Divestitures push infrastructure M&A to a new high

Contact: Scott Denne

Shuffling ownership, rather than a reach for strategic technologies, drove acquisitions of infrastructure management technologies to new highs in 2016. As we head into next year, we expect the rising spending on cloud – both SaaS and IaaS – to ignite dealmaking, while take-privates and divestitures decline.

Total M&A spending on infrastructure management jumped 57% to $15.2bn, with the volume of transactions rising to 152 from 146 as we near the end of 2016. Big-ticket acquisitions led to the increased spending in infrastructure software. The same is true of many other categories of tech that had a record 2016 – software applications, internet and semiconductors, for example.

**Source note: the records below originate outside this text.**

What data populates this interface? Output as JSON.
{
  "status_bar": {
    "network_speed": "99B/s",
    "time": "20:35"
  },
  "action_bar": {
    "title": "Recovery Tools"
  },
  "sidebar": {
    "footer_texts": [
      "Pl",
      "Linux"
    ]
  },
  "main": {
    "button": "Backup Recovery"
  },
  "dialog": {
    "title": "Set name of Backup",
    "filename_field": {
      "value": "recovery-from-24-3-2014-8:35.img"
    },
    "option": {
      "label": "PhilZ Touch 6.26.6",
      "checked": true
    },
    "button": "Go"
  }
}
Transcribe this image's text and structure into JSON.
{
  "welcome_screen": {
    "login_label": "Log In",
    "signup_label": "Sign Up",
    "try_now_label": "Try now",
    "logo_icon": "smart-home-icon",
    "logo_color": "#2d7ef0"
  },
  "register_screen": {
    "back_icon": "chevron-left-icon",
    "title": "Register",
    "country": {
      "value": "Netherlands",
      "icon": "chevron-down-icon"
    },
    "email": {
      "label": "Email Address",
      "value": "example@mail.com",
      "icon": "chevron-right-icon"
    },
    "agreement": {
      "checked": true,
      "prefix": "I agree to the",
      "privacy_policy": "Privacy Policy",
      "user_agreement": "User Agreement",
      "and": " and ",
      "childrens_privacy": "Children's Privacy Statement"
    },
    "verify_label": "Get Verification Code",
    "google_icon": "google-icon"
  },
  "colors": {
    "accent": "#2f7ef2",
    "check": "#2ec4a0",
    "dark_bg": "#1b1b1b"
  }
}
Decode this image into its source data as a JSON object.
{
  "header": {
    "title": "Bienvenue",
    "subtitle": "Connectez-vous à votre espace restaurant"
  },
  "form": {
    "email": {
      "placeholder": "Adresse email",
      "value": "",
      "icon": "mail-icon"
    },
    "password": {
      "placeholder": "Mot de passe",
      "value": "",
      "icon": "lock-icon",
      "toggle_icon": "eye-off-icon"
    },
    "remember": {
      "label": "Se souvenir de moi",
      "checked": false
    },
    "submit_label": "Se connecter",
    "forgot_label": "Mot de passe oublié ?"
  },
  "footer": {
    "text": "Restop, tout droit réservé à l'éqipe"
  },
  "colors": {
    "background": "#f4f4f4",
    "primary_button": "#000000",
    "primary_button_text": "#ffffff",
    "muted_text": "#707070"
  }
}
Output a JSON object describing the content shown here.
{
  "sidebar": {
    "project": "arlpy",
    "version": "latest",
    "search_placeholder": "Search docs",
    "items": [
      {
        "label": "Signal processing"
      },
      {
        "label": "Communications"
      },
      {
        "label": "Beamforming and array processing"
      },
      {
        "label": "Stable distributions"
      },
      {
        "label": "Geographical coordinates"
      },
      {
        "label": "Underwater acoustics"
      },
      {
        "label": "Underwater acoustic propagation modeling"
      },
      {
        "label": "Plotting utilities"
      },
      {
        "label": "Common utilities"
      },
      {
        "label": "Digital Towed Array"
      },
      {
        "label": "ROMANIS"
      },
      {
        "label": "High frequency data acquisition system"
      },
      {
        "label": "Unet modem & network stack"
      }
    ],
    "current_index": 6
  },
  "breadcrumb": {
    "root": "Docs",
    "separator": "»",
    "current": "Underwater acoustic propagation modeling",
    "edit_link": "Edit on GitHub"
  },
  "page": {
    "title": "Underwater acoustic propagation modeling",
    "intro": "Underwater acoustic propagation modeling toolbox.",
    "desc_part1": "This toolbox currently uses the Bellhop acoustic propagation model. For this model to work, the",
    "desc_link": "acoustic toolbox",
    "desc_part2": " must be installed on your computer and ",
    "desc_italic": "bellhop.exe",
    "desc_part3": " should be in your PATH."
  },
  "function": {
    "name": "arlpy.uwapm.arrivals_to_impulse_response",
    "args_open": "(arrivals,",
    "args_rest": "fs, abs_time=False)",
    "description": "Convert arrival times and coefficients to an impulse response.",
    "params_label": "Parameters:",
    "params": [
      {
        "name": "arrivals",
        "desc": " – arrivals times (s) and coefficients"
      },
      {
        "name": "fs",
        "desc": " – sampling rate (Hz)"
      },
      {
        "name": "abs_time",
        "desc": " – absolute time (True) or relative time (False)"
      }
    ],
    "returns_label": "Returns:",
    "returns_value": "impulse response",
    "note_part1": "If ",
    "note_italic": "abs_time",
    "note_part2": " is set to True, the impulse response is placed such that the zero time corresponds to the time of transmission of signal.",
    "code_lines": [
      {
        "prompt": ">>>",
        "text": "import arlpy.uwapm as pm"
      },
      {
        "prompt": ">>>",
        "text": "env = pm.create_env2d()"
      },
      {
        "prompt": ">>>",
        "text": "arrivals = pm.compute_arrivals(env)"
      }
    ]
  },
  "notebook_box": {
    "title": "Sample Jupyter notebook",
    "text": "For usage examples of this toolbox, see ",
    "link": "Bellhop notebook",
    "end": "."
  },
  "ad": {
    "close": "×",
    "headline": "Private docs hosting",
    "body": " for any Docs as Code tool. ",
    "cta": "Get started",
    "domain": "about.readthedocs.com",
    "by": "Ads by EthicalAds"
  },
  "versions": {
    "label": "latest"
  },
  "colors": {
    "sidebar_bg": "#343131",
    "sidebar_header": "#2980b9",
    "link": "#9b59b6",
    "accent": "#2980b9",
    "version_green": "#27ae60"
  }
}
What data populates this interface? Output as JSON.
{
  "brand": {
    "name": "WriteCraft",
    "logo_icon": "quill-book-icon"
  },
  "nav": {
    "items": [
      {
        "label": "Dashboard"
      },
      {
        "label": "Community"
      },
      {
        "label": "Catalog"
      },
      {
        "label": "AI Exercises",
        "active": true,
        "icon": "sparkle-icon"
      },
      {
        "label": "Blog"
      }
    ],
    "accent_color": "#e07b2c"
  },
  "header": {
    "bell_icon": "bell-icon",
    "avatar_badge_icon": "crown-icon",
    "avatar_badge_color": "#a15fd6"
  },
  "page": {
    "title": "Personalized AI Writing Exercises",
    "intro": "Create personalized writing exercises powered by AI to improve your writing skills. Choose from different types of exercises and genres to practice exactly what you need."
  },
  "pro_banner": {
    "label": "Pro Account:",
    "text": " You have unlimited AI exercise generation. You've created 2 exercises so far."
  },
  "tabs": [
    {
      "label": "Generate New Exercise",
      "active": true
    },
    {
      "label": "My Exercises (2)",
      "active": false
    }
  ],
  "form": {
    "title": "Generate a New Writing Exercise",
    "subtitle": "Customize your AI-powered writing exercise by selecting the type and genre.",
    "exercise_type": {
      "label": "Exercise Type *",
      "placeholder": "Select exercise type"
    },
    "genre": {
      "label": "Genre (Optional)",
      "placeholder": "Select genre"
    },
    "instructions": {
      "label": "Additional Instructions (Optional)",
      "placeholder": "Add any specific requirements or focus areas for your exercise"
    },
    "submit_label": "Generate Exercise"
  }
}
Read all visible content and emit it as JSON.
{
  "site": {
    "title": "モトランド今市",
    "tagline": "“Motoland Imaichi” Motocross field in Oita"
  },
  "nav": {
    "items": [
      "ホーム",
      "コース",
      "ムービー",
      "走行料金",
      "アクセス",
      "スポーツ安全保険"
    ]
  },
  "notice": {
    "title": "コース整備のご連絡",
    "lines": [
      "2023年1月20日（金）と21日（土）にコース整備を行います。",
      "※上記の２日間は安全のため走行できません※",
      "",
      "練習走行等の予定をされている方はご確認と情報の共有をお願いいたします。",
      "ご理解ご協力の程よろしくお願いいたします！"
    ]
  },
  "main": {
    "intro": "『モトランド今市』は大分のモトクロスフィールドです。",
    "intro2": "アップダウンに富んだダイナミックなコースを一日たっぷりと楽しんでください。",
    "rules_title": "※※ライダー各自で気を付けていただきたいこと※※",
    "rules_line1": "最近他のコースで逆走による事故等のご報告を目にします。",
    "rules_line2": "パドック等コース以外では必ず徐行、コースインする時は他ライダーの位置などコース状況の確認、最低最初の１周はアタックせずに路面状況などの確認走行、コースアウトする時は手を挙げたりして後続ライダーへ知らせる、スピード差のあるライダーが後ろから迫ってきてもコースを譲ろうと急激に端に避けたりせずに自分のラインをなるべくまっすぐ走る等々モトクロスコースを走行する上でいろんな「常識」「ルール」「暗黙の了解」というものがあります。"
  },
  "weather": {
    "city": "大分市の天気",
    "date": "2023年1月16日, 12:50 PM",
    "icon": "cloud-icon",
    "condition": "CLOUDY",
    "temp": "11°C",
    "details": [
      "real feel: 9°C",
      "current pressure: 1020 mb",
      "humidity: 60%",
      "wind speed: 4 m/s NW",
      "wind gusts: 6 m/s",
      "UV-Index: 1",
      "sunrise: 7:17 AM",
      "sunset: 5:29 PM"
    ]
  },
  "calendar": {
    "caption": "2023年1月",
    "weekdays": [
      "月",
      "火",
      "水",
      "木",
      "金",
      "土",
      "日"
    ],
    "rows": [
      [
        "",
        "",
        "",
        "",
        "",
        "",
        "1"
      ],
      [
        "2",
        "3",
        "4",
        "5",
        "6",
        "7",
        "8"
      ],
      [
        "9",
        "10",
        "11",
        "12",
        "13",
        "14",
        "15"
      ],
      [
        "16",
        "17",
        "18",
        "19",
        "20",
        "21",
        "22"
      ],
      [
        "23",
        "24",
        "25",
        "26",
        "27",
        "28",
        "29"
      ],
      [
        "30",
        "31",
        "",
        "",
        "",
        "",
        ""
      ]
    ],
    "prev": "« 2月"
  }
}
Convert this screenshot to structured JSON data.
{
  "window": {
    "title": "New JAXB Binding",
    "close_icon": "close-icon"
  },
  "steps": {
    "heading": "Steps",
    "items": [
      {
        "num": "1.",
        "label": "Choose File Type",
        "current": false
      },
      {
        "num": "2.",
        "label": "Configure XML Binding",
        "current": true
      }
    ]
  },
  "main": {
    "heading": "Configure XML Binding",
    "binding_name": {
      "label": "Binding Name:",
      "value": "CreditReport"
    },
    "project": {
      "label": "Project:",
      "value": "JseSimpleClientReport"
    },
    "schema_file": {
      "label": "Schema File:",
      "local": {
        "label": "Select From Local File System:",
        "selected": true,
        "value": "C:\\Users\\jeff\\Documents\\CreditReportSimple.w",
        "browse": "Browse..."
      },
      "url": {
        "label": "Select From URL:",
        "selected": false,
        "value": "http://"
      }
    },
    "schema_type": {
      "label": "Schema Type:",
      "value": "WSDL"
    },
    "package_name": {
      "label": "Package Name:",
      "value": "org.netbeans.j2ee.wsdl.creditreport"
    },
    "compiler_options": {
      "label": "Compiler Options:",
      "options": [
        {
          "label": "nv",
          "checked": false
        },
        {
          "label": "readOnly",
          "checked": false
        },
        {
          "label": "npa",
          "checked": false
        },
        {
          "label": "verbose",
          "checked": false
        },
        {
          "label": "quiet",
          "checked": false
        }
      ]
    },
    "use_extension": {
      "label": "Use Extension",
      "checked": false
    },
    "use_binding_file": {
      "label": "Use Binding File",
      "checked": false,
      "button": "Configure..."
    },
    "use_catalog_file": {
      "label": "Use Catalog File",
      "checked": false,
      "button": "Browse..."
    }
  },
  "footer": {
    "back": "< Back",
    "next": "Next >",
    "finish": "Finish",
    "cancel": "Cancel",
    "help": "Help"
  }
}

Unlike those sectors, aging assets with reliable cash flows, rather than growth opportunities at high valuations, characterized dealmaking in infrastructure management.

The two largest transactions in this space – Hewlett Packard Enterprise’s $8.8bn sale of its software business to Micro Focus and Francisco Partners’ purchase of Dell’s software unit (which we estimate had a multibillion-dollar price tag) – were both divestitures that were scooped up for their ability to generate cash, not growth. While there could continue to be some profit-driven consolidation, private equity looks to be less of an influential player in this category as debt became more expensive in the waning months of 2016 and many of the largest firms have already executed sizeable take-privates in this category in recent years.

Amid an overall slowdown in IPOs, just one infrastructure management vendor, Apptio, debuted on one of the major US exchanges. Despite (and partially because of) that slow volume, there’s an appetite for growth that could be an outlet for infrastructure startups in 2017. With just 25% in annual growth in its most recent quarter, Apptio currently fetches 5x trailing revenue on the public markets.

What’s likely to lead to the next wave of M&A in 2017 is the growing dependence of businesses on SaaS and IaaS. According to 451 Research’s most recent Voice of the Enterprise survey, the share of respondents who said their companies use SaaS increased from 54% in 2015 to 63% this year, while those using IaaS were up from 33% to 39% – private cloud usage, on the other hand, declined in the same survey.

Those trends could push incumbents toward new technologies, or provide an opportunity for growth businesses to increase their footprint in infrastructure. However, few – if any – targets that specialize in cloud are likely to command the multibillion-dollar price tags that the software units of HPE and Dell scored.